Kita sudah sampai di lereng amat indah, di bawah
pelangi, dalam ufuk nan masih mencabar;
dan kita ikhlas berjanji buat bermaruah,
tenang dalam segala uji cabar dan debar.
[….] Kita wajar mendaki lagi kerana puncak
yang jauh.

( Hidup Bersama , A Samad Said)

Sajak di atas merupakan penggalan salah satu sajak A. Samad Said nan sangat menyentuh. Yang jadi pertanyaan, siapakah Samad Said itu? Lahir di Kampung Belimbing Dalam, Durian Tunggal, Melaka pada tanggal 9 April 1935, A Samad Said ialah sastrawan Asia Tenggara nan layak diperhitungkan dalam kancah susastra dunia. Karya-karyanya nan begitu estetis menjangkau berbagai genre; sajak A Samad Said, cerpen, novel, bahkan naskah drama.

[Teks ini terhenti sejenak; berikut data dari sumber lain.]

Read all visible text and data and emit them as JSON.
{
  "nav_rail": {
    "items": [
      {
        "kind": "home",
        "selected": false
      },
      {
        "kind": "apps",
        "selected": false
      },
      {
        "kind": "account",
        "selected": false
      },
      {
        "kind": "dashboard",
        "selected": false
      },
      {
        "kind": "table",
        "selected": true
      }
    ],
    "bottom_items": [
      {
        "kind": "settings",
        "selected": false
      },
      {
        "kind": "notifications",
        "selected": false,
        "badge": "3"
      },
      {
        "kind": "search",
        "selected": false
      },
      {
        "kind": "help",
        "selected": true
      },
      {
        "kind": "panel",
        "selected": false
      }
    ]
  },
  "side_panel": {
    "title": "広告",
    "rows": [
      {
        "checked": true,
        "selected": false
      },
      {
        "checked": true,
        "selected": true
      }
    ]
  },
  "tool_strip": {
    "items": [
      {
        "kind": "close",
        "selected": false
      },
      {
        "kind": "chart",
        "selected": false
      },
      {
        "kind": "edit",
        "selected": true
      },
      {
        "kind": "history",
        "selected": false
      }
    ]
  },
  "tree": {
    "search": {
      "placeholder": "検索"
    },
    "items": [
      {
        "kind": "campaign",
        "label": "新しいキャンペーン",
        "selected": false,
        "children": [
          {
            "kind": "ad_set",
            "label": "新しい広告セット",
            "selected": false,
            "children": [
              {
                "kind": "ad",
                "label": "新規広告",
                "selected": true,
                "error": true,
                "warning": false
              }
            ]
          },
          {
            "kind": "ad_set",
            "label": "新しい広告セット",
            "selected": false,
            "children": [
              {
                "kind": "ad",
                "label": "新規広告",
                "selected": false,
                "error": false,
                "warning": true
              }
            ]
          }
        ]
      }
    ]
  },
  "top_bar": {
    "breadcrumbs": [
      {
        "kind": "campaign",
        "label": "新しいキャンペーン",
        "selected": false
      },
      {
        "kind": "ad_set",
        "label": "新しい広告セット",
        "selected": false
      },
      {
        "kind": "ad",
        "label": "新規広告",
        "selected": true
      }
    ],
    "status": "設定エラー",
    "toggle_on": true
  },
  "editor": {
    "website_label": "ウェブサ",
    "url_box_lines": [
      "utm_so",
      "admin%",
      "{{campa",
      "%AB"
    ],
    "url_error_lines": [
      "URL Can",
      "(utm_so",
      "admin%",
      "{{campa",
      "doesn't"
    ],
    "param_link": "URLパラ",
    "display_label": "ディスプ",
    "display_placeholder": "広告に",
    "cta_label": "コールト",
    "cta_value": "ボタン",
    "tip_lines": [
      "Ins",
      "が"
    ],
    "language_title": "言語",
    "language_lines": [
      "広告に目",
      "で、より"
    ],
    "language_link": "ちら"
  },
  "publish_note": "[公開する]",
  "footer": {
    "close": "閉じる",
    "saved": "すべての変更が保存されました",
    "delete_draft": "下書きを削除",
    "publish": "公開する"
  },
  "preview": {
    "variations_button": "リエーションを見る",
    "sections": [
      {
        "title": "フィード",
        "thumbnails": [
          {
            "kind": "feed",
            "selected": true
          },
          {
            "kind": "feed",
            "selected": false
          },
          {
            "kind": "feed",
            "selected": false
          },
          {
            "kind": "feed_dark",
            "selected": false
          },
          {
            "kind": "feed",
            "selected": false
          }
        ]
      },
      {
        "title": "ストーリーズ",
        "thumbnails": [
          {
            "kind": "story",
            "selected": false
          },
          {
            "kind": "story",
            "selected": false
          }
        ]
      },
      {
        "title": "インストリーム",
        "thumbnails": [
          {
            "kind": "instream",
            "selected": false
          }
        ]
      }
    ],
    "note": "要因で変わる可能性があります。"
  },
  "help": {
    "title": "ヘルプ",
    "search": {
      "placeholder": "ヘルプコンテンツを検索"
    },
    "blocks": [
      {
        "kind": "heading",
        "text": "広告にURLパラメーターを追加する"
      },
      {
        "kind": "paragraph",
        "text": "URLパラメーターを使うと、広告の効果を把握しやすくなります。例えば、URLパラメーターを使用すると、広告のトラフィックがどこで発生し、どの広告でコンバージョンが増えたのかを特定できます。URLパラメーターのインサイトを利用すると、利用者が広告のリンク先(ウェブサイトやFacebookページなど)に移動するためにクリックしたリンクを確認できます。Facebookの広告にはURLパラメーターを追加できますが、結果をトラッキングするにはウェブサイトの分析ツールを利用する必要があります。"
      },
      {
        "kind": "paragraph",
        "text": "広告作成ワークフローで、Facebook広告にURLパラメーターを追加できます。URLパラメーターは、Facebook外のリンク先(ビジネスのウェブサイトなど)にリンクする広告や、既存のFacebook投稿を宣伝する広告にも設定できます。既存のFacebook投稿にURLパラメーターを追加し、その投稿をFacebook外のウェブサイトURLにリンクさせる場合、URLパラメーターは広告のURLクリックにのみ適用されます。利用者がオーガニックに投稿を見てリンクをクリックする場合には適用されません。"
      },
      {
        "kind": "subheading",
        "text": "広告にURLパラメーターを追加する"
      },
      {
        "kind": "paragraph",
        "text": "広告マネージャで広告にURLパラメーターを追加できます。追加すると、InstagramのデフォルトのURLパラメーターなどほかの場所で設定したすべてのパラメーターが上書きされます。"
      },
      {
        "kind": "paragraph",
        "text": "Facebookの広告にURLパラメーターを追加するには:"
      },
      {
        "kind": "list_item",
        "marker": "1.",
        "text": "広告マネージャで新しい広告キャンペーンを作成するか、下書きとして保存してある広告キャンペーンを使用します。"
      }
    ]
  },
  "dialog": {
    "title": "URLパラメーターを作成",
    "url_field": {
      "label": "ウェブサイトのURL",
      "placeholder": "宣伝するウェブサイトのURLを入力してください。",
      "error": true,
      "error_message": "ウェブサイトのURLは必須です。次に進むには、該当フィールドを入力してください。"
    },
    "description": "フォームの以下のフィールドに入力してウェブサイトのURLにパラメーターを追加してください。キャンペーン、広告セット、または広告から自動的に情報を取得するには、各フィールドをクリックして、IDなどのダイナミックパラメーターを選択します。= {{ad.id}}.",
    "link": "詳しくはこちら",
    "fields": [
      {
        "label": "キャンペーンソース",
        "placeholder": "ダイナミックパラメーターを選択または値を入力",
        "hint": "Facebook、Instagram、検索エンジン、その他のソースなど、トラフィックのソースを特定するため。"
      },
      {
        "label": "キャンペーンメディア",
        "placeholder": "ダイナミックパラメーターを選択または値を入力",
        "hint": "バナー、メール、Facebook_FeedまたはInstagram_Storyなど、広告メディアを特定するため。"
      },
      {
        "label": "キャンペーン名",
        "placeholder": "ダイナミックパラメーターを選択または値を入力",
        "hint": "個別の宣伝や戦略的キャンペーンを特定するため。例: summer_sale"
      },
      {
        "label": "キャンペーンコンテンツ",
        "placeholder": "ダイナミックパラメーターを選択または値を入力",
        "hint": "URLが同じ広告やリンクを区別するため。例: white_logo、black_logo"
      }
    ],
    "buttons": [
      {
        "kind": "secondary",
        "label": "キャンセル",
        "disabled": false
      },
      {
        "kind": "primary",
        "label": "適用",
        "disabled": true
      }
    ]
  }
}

Penyair nan banyak menyitir estetika alam ini menempuh pendidikan di Sekolah Melayu Kota Raja, Singapura (1940-1946) dan Institusi Victoria, Singapura (1956). Minatnya terhadap seni sastra telah muncul semenjak awal mula ia sekolah.

Dalam literatur sastra Melayu, A Samad Said merupakan penyair unik dengan kekuatan imaji alam nan lembut, namun bertenaga dan penuh semangat. Bahkan, di negerinya, Malaysia, karya susastra A Samad Said merupakan jejak spesifik nan menyambungkan ASAS 50 dengan angkatan sesudahnya.



Sajak A. Samad Said - Proses Kreatif

A Samad Said berkiprah di global sastra Melayu semenjak 1950-an. Saat masih duduk di bangku sekolah dasar, ia telah melahap karya-karya sastrawan masyhur kala itu, seperti Ajip Rosidi, Rendra, Pramoedya, Achdiat, Hamzah, dan Wijaya Mala. Bukan itu saja, dia pun membaca tuntas novel-novel Barat nan terkenal, seperti Oliver Twist, Wuthering Height dan Almayer’s Folly.

Rasa cintanya terhadap sastra tidak dapat dilepaskan dari peran orangtuanya nan getol mendongeng semasa ia kecil. Tak heran jika imajinasinya begitu kaya sehingga mampu menghasilkan karya-karya mumpuni nan menjadi perbincangan khalayak, dan mengantarkannya menyabet “Anugerah-Anugerah Menulis Asia Tenggara” (SEA Write Awards).

Karir kepenyairannya boleh dibilang berliku-liku. Selepas sekolah, ia mengalami sulitnya mendapat pekerjaan, sehingga terpaksa bekerja serabutan di Rumah Sakit Singapura. Di sana, jiwa sastranya memberontak dan menjadi alasan ia keluar dari pekerjaan, buat kemudian melamar bekerja di koran Fikiran Rakyat, Kuala Lumpur.

Di Pikiran Rakyat pun rupanya gelegak jiwanya belum mendapat tempat. Ia melepas pekerjaan itu, merantau ke Singapura dan bergabung dengan majalah mingguan Utusan Zaman, Singapura. Tapi, rupanya itu pun bukan muara terakhirnya.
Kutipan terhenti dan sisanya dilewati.